The gauges indicate Electro from the outset. Snapping snares pulse through bass and warbling synthlines.
It’s a strange thing. Sometimes, not all the time but some, I’ll attach a location to a piece I’ve written. I can remember certain pieces knocked together in canteens waiting for meetings, others on high speed trains, others on kitchen tables. I can still recall writing about Cultivated Electronics second record, a four tracker of various artists. I was living in Dublin, sat at some brash glass dining table in the sitting room. It was 2007 and Ireland was a land far from what it is now. Two cars. Two homes. Wads of cash and the flow of excess. Turn the clock forward six years and the small island nation is a very different place. I’ve left, and so has the money and work. The replacement is austerity and the tight belt. But, reports are getting better and attitudes are becoming more positive (maybe.) Cue the above record reference. One of the stand out artists of the Cultivated Electronics EP was Junq. For CE he delivered a tough acid edged Electro number. But since then the UK artist has been off radars, an vinyl austerity. Nevertheless, maybe this Londoner thinks that times are a-changing too. He now soldiers forth with not just a new EP but a new label: Art Mechanical.
The gauges indicate Electro from the outset. Snapping snares pulse through bass and warbling synthlines. Late night sci-fi moods ghost across “Neutron Harmonics,” pulses reverberating into the ether. Acid begins to invade near the midway point, the track meandering around those solid beats for some seven minutes. That clipped whip of drum follows into “Nebular Structures.” 303 coils are bellowed skyward, rippling with contained aggression. Tough and brutal. The closer, “Cosmology,” begins in a starker fashion to its predecessors.
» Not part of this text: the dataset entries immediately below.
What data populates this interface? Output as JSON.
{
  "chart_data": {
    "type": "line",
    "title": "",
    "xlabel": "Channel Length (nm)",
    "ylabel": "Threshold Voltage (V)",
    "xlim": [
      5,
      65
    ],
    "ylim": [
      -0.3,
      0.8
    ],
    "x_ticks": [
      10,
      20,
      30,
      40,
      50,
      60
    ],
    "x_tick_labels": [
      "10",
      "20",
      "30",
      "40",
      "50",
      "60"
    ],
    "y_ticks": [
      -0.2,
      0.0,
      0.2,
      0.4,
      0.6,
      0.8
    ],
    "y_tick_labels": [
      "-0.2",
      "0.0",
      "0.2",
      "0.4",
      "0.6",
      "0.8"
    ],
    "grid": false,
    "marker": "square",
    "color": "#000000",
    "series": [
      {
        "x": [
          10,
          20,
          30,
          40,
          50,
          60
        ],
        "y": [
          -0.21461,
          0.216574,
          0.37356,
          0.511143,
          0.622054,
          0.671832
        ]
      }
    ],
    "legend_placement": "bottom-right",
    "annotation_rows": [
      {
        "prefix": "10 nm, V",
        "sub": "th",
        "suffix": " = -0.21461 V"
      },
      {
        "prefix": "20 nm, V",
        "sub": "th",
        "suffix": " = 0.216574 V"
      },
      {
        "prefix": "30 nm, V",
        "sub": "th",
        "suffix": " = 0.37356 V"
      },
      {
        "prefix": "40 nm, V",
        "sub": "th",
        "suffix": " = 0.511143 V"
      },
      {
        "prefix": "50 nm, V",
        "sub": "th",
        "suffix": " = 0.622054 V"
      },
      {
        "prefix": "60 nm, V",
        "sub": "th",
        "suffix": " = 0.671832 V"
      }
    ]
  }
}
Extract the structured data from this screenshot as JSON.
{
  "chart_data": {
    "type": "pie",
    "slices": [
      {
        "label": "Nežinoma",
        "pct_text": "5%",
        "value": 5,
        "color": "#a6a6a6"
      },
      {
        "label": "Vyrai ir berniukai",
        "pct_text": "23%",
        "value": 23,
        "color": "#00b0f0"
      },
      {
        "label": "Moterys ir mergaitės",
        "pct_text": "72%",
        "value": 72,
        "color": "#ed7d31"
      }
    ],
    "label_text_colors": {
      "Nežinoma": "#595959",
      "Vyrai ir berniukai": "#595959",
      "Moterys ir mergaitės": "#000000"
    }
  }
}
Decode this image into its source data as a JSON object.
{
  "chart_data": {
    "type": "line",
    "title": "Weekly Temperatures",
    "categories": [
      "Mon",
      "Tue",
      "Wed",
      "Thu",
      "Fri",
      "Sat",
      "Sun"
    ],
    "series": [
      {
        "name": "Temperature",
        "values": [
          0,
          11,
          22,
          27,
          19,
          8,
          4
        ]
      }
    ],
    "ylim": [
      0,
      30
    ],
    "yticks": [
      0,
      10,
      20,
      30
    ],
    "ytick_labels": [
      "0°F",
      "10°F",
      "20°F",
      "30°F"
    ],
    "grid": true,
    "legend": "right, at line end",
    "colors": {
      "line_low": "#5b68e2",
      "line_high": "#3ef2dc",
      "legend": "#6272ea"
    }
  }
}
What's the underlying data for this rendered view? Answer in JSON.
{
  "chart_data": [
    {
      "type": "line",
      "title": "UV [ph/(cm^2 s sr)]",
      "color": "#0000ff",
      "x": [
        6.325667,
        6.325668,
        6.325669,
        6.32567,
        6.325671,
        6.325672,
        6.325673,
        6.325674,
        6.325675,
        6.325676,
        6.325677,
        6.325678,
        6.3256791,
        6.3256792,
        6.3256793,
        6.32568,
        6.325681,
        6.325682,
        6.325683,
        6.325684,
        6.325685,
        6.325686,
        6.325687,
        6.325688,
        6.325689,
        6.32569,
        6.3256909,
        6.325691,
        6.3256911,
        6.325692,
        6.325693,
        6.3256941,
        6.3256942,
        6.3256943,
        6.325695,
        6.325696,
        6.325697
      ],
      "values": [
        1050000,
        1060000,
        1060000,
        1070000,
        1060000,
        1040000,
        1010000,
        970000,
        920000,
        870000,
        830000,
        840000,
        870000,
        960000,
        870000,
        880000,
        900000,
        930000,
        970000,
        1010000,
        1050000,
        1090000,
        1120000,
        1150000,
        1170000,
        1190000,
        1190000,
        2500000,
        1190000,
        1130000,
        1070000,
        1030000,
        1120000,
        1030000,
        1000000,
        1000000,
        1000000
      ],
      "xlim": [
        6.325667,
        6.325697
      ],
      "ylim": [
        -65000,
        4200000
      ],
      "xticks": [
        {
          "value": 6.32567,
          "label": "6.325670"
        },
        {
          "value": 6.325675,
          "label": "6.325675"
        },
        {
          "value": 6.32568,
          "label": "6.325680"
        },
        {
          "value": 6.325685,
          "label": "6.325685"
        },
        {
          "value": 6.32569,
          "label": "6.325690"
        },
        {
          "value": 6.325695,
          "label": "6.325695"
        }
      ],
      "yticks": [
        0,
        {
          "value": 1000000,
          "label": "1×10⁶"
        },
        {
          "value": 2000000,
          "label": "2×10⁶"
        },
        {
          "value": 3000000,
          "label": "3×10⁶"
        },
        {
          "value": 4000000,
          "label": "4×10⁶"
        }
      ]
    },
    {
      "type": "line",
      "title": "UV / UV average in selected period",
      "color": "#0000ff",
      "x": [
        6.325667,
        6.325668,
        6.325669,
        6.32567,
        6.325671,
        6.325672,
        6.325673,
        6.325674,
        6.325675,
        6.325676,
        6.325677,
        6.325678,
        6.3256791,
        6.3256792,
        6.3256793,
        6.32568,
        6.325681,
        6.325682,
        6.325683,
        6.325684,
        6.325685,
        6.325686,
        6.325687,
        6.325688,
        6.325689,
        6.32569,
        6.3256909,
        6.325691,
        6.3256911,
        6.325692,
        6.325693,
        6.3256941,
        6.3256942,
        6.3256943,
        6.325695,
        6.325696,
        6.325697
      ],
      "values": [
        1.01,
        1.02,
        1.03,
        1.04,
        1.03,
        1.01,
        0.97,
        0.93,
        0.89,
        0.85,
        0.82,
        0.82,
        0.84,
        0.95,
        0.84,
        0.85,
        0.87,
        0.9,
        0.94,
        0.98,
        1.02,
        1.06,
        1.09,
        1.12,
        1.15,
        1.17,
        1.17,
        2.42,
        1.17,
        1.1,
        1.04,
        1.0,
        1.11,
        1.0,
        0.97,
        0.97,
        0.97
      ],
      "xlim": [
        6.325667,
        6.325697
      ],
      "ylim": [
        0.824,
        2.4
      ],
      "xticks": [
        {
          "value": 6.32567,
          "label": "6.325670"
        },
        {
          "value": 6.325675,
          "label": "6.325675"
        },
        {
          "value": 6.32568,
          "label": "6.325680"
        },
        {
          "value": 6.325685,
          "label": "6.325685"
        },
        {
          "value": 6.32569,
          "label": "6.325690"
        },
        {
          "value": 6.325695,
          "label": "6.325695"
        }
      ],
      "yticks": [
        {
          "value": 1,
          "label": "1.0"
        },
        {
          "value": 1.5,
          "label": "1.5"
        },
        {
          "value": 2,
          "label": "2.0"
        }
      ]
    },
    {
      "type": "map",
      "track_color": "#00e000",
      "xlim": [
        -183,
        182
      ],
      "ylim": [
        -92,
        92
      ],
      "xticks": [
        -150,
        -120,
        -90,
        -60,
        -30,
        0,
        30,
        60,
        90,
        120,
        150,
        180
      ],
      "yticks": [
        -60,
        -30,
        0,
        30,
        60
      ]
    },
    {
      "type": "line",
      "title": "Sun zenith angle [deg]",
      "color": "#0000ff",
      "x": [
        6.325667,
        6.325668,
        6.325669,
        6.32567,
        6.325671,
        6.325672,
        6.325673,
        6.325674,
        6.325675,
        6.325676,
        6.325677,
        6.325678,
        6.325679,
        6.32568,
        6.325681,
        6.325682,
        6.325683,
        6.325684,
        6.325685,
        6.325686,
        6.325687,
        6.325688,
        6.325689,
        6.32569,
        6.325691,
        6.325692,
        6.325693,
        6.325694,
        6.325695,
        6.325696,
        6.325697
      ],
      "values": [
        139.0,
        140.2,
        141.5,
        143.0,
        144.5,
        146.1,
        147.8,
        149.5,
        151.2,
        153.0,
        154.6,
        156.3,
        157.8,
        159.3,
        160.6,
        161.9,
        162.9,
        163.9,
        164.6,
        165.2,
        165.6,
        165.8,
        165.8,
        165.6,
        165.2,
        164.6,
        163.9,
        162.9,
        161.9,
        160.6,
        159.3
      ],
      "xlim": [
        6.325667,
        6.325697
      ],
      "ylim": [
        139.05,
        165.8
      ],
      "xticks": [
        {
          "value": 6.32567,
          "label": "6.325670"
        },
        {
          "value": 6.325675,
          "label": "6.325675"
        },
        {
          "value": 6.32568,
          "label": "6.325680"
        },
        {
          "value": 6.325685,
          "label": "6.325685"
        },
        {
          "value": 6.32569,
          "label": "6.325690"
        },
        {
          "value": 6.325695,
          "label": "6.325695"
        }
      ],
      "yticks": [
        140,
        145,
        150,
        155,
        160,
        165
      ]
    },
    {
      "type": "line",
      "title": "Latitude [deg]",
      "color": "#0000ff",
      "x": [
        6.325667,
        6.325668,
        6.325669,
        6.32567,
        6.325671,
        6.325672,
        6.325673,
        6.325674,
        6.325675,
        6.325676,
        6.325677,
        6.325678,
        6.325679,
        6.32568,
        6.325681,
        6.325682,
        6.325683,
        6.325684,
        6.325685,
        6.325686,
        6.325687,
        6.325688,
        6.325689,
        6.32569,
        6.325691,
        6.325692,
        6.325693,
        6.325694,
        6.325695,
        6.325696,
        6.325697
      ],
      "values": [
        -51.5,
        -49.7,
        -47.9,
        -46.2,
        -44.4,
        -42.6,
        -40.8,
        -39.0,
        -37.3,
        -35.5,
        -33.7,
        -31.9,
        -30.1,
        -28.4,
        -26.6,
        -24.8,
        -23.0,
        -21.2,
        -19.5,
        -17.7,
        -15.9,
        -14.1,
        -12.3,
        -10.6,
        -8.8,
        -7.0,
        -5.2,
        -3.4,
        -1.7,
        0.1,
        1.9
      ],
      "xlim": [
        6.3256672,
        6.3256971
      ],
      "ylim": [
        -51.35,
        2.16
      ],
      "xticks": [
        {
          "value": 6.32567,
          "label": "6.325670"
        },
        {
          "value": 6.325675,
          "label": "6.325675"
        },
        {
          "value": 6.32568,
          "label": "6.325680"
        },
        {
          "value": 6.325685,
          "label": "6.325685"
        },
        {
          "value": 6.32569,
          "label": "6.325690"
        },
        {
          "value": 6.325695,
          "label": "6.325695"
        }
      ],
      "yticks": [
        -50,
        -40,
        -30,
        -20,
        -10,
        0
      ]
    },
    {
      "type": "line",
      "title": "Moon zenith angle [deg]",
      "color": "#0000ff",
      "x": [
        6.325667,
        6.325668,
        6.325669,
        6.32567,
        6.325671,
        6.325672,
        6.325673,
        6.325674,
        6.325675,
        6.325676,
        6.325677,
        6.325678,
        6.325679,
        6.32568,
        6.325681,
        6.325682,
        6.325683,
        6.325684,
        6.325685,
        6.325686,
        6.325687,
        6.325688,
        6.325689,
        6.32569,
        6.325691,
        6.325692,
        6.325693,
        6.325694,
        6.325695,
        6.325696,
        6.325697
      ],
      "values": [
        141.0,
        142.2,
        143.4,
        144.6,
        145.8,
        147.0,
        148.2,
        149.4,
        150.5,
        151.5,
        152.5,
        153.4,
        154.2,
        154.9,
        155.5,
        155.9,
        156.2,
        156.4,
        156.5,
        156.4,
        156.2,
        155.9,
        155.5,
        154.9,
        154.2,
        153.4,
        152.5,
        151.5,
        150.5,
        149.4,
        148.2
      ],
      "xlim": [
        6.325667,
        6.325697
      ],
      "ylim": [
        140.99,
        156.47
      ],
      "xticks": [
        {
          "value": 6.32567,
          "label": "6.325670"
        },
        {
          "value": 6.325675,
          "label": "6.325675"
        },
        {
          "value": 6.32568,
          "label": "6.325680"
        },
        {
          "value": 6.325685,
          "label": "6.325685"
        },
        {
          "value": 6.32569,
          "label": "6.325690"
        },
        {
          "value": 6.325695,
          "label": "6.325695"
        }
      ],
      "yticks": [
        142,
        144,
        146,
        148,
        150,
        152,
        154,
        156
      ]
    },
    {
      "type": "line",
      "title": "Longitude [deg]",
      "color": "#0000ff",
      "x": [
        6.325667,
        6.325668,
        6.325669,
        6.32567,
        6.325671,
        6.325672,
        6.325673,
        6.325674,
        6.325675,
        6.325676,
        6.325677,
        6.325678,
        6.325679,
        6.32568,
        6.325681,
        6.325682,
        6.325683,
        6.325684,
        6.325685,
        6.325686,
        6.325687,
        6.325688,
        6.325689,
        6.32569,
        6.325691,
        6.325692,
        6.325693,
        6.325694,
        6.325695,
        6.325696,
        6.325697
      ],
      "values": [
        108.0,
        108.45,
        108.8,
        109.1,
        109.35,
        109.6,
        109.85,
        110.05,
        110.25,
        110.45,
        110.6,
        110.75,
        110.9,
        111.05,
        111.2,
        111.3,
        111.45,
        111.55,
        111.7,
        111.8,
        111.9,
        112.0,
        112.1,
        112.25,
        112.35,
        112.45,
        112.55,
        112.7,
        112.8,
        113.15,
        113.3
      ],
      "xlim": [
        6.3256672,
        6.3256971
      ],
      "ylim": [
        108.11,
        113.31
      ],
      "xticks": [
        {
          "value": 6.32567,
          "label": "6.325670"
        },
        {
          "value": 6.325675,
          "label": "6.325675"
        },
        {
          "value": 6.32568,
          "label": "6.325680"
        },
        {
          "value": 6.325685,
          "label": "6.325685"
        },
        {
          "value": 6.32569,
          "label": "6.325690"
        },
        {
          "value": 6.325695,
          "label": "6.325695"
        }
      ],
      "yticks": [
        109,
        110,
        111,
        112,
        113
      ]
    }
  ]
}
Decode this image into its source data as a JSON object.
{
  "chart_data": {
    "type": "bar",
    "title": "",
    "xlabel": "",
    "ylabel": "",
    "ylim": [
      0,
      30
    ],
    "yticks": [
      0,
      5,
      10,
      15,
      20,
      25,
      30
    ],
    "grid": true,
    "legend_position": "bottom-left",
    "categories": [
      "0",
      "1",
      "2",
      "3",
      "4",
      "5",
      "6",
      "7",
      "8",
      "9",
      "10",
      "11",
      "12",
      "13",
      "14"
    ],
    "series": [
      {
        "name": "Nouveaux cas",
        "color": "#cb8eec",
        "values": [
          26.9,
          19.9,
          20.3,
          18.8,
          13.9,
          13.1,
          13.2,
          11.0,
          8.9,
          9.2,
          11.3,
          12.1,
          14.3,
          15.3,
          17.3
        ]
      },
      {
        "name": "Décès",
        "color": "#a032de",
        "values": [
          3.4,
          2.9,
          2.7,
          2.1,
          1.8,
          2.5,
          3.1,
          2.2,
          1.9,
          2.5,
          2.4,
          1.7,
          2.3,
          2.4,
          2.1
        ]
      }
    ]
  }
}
Those orbs of Acid are again molded, bulging and receding, until shortened snares descend. The track looms, menacing before unveiling itself as a deep and transforming work of textured electronics.
It will be interesting to see what form Art Mechanical will take. Will Junq use it as his own releasing platform or expand with new artists? Vinyl is set to be the format, but digital will follow. I’ve reviewed a lot of new labels and the crucial time seems to be the early days. After one release some imprints dry up, some after four or five. Based on what Junq has set out with Art Mechanical Cog 001 I hope that this fledgling label has a lot more to say, and a lot more to release.
Art Mechanical Cog 001 is available on Art Mechanical.